Tindakan konyolnya mengingatkannya pada masa kecil mereka. Xu Ming teringat saat ketika dia menyiapkan hadiah ulang tahun kejutan untuknya, menutupi matanya persis seperti ini.

“Tentu saja! Biarkan aku membantumu.”

Berdiri di ujung jari kakinya sekali lagi, Qin Qingwan perlahan menghapus kain yang menutupi mata Xu Ming.

Ketika ia perlahan membuka matanya, hal pertama yang dilihatnya adalah sebuah kebun bunga di bawahnya.

Kebun bunga itu dipenuhi dengan puluhan bunga Blood Toras, yang mekar dengan cerah. Mereka bergoyang-goyang tertiup angin, masing-masing penuh dengan kehidupan dan vitalitas.

Qin Qingwan melirik profil Xu Ming dan berbicara lembut, “Apakah kamu ingat apa yang kamu katakan? Kamu bilang bahwa ketika bunga Blood Toras mekar lima kali, kamu akan datang menemuiku.

“Jadi di hari pertamaku di Sekte Tianxuan, aku meminta benih Blood Toras kepada guruku dan menanamnya di depan rumahku.

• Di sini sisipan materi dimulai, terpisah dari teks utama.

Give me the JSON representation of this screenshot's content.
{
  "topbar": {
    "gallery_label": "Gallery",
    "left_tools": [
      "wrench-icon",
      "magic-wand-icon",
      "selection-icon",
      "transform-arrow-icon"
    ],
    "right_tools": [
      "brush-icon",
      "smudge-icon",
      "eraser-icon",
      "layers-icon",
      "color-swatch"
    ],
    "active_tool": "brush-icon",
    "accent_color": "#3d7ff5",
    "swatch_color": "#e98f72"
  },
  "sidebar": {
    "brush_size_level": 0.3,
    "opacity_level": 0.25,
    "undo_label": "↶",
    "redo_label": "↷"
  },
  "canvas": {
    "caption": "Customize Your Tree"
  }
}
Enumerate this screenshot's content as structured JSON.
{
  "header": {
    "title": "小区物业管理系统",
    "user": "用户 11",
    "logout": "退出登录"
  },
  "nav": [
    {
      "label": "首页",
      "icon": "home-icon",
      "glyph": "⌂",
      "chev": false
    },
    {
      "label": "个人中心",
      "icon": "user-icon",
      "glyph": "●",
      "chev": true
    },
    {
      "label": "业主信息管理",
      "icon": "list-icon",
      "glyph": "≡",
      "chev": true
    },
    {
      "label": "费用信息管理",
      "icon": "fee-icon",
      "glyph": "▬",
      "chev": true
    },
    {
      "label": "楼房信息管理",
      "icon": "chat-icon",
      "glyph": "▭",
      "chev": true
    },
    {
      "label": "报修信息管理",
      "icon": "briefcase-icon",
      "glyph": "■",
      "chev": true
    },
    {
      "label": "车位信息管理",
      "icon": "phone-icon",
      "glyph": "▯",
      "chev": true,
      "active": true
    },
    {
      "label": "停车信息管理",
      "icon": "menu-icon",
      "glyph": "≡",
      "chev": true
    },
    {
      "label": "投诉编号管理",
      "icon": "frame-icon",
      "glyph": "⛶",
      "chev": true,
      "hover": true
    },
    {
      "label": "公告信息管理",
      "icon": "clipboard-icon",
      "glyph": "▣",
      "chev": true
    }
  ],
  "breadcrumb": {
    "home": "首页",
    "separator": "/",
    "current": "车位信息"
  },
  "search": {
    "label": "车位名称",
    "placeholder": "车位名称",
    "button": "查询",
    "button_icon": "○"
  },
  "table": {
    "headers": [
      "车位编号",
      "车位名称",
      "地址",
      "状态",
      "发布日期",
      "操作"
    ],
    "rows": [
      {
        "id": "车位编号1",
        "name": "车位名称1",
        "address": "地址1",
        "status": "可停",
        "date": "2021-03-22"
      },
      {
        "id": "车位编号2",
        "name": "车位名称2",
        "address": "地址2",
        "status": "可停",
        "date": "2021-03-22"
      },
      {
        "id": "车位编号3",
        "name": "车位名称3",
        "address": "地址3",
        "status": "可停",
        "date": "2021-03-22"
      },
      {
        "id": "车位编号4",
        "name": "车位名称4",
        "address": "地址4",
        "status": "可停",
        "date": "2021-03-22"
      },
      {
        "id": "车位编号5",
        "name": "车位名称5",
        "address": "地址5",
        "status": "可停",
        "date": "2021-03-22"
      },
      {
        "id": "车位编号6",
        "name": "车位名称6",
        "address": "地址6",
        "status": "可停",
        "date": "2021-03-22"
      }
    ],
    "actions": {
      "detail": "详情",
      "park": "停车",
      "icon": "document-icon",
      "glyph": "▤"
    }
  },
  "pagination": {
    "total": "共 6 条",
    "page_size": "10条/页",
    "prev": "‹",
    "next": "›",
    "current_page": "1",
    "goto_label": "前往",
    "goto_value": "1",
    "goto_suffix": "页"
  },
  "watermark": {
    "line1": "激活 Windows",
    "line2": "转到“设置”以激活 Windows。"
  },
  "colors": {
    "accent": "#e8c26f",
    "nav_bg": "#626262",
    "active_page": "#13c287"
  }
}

“Aku sudah menunggu hari ketika kamu datang, agar aku bisa memberikan seluruh ladang Blood Toras ini kepadamu.

“Nah? Apakah kamu menyukainya?”

“Aku suka,” Xu Ming mengangguk, emosinya campur aduk dan tak terlukiskan.

Di dunia ini, selain ibunya, tak banyak orang yang memperlakukannya dengan perhatian yang tulus seperti itu.

Berbalik untuk melihat Qin Qingwan, Xu Ming berbicara. “Sebenarnya, aku juga memiliki sesuatu untukmu. Terakhir kali di Alam Rahasia Baiwa, keadaan terlalu kacau, dan aku tidak mendapatkan kesempatan.”

“Apa itu?” tanya Qin Qingwan dengan antusias.

“Hanya sedikit barang yang aku buat sendiri,” jawab Xu Ming sambil mengambil sebuah kotak kayu dari kantong penyimpanannya.

Setelah membuka kotak, terungkaplah sebuah jepit rambut Deer Spirit, yang diukir dari kayu Shenlong (Naga) yang dijalin dengan benang emas.

Jepit rambut itu sederhana, tanpa ornamen, hanya dihiasi dengan pola rumbai yang diukir dengan halus.

Aspek paling berharga dari jepit rambut itu adalah materialnya sendiri, yang, meskipun langka, hanya bernilai sekitar sepuluh batu roh peringkat menengah.

“Apakah kamu mengukir ini sendiri?”

Qin Qingwan mengambil jepit rambut itu, melihatnya dengan penasaran dari berbagai sudut.

“Um, aku mengukirnya sendiri. Tidak terlalu bagus dan tidak bernilai. Bagaimana kalau begini? Aku akan membuatkan yang lebih baik untukmu lain kali,” kata Xu Ming, merasa sedikit malu, seolah hadiah ini tidak layak. Ia mengulurkan tangannya, berniat mengambil kembali jepit rambut itu dan menggantinya dengan yang lebih bagus untuk Qingwan.

Sebenarnya, potongan kayu naga emas yang digunakan untuk jepit rambut ini adalah sesuatu yang Xu Ming temukan saat menjalani misi untuk Angkatan Darat Blood Asura. Waktu itu, ia memikirkan betapa sedikitnya yang dapat ditawarkannya kepada Qingwan dalam hal hadiah berharga. Setelah semua, sebagai murid pribadi dari Ketua Tua Sekte Tianxuan, ia bisa mendapatkan apa pun yang diinginkannya. Jadi, ia memutuskan bahwa sesuatu yang dibuatnya sendiri mungkin memiliki sedikit nilai lebih.

Namun, ia tidak menyangka Qingwan memberinya sesuatu yang begitu berarti—sebuah kebun bunga yang telah ia rawat selama sepuluh tahun. Dalam hal “makna,” hadiahnya sekarang terasa tidak cukup dibandingkan.

“Sebuah hadiah, setelah diberikan, tidak dapat diambil kembali,” kata Qin Qingwan tegas, mencengkeram jepit rambut itu di dadanya seperti sebuah harta berharga.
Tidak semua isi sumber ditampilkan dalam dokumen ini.